Я вскочил. Я бросился на жуткий фантом, который даже не шелохнулся, а затем произнес: «Завтра ночью ты снова будешь здесь и снова будешь ждать меня. Я приду и буду говорить с тобой. И ты будешь слушать меня». — «Нет, нет, нет!» — «И ты будешь слушать меня».
Она исчезла.
Глава 15
Рано утром я улучил момент, когда ворота стояли открытыми, и, как вор, улизнул из монастыря. Все свои вещи я оставил там.
И вместе с ними — свою копию.
Свыше месяца я работал над ней.
Но не мог же я позволить этому духу разрушить всю мою жизнь!
Ради этого я пришел сюда? Ради этого должен был здесь оставаться?
Неужели моим предназначением, моей судьбой было стать рабом привидения?
Словно не существовало никакого самоопределения, словно человек не имеет свободы воли!
Моя воля была надломлена в этой обители призраков; она стала слабой и почти бессильной.
И вот сегодня моя парализованная воля наконец-то набралась духу и силой стряхнула с меня злые чары.
И я вырвался, я был свободен!
Когда я добрался до выхода из ущелья, я остановился, обернулся и в последний раз посмотрел назад.
В последний раз я смотрел на высокую белую стену с черными воротами и кроваво-красным крестом над ними. С первого взгляда на святое место никто бы не заподозрил, что скрывалось за белой стеной с черными воротами и красным крестом.

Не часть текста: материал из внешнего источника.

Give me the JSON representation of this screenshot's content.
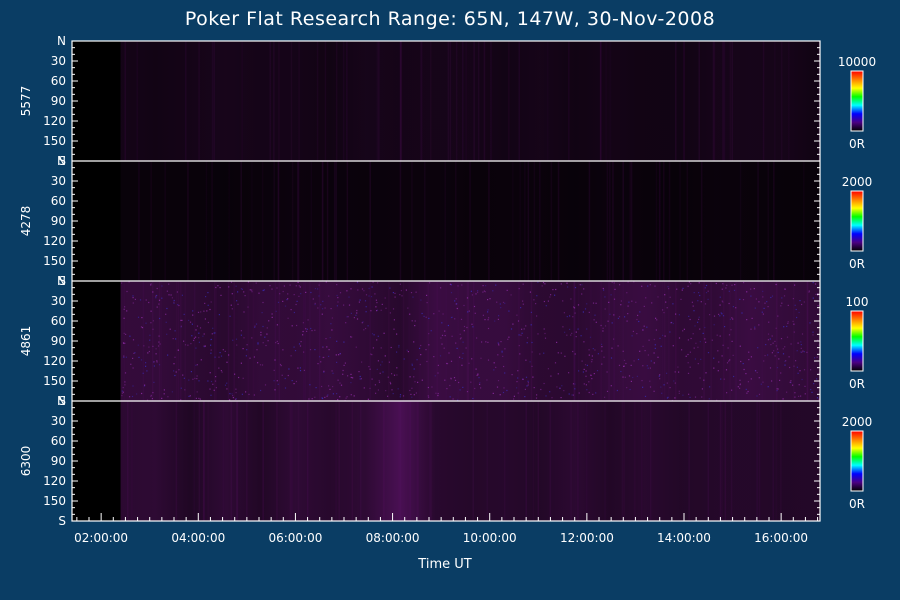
{
  "page": {
    "title": "Poker Flat Research Range: 65N, 147W, 30-Nov-2008"
  },
  "chart_data": {
    "type": "heatmap",
    "title": "Poker Flat Research Range: 65N, 147W, 30-Nov-2008",
    "xlabel": "Time UT",
    "x_ticks": [
      "02:00:00",
      "04:00:00",
      "06:00:00",
      "08:00:00",
      "10:00:00",
      "12:00:00",
      "14:00:00",
      "16:00:00"
    ],
    "x_tick_hours": [
      2,
      4,
      6,
      8,
      10,
      12,
      14,
      16
    ],
    "xlim_hours": [
      1.4,
      16.8
    ],
    "data_start_hour": 2.4,
    "y_tick_labels": [
      "N",
      "30",
      "60",
      "90",
      "120",
      "150",
      "S"
    ],
    "y_tick_values": [
      0,
      30,
      60,
      90,
      120,
      150,
      180
    ],
    "ylim": [
      0,
      180
    ],
    "colormap": [
      "#000000",
      "#4b0082",
      "#0000ff",
      "#00ffff",
      "#00ff00",
      "#ffff00",
      "#ff8000",
      "#ff0000"
    ],
    "panels": [
      {
        "name": "5577",
        "color_max": "10000",
        "color_min": "0R",
        "intensity_fraction": 0.04,
        "brightening_hour": null
      },
      {
        "name": "4278",
        "color_max": "2000",
        "color_min": "0R",
        "intensity_fraction": 0.02,
        "brightening_hour": null
      },
      {
        "name": "4861",
        "color_max": "100",
        "color_min": "0R",
        "intensity_fraction": 0.1,
        "speckled": true,
        "brightening_hour": null
      },
      {
        "name": "6300",
        "color_max": "2000",
        "color_min": "0R",
        "intensity_fraction": 0.08,
        "brightening_hour": 8.3
      }
    ]
  }
}
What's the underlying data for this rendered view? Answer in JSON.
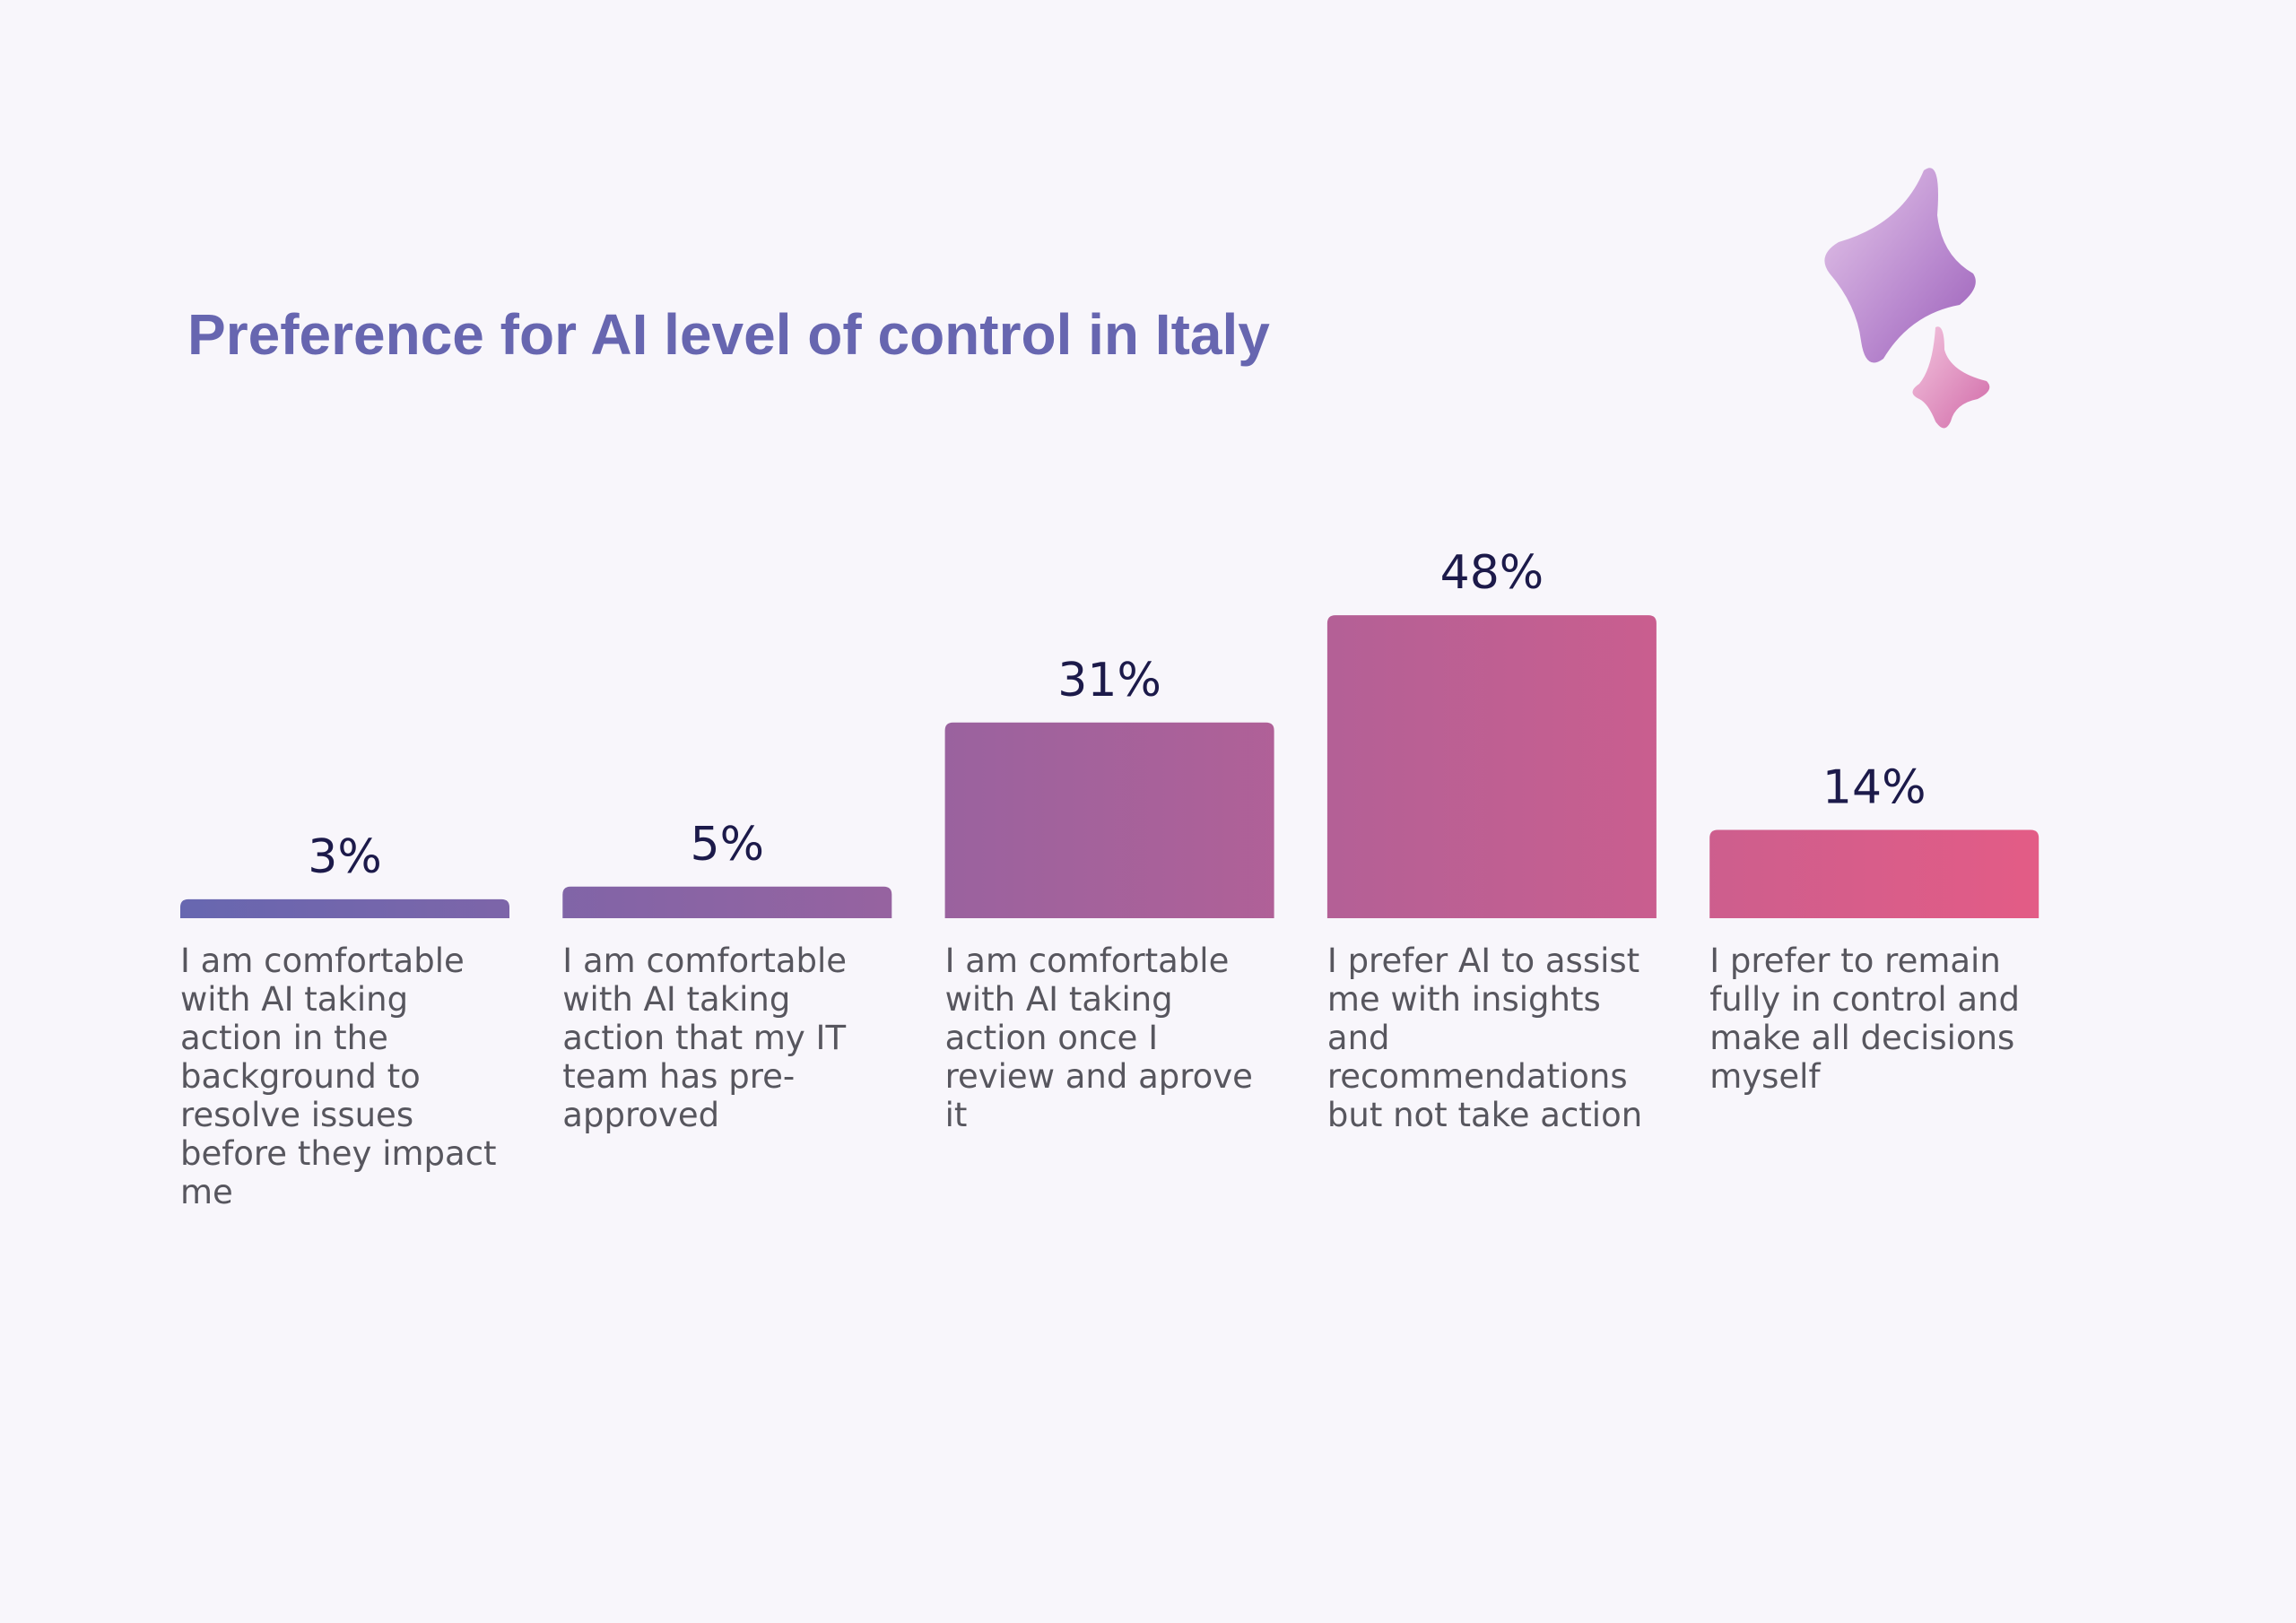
{
  "chart_data": {
    "type": "bar",
    "title": "Preference for AI level of control in Italy",
    "categories": [
      "I am comfortable with AI taking action in the background to resolve issues before they impact me",
      "I am comfortable with AI taking action that my IT team has pre-approved",
      "I am comfortable with AI taking action once I review and aprove it",
      "I prefer AI to assist me with insights and recommendations but not take action",
      "I prefer to remain fully in control and make all decisions myself"
    ],
    "values": [
      3,
      5,
      31,
      48,
      14
    ],
    "value_labels": [
      "3%",
      "5%",
      "31%",
      "48%",
      "14%"
    ],
    "gradient": [
      "#6767b0",
      "#e35c86"
    ]
  }
}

Я знал это теперь, только я!
Это была могила, которая выплевывала обратно своих мертвецов, чтобы с их помощью погубить другие жизни — жизни невинных!
Я двинулся дальше.
Я сделал еще несколько шагов и, снова обернувшись, уже не увидел этой обители ужасов.
Меня по-прежнему окружала скалистая пустыня, но я уже чувствовал приближение жизни и людей. Как только я добрался до края скалистого моря и увидел развернувшуюся подо мной панораму Кампаньи, мне захотелось, ликуя, вскинуть руки и закричать: «Земля! Земля!»
Я торопился что было мочи, так как еще сегодня я должен был бежать как можно дальше.
Было еще рано. «Если я и дальше стану продвигаться с такой скоростью, — думал я, — то за день я преодолею порядочный кусок пути и вечером буду в Тиволи. Там я буду спасен. Я остановлюсь на ночь в „Сивилле“, буду есть изысканных аниенских форелей, запивать их прекрасным вином и спать в чудесной постели — спать, не боясь быть разбуженным леденящим кровь кошмаром и присутствием привидения. Я буду говорить с живыми людьми, буду слышать их речь. Как мне хочется поболтать! О чем-нибудь веселом, смешном — все равно о чем. В Тиволи люди, конечно же, будут петь и играть на мандолине. Это жизнь, радость жизни! Господи милосердный, как прекрасен Твой мир!»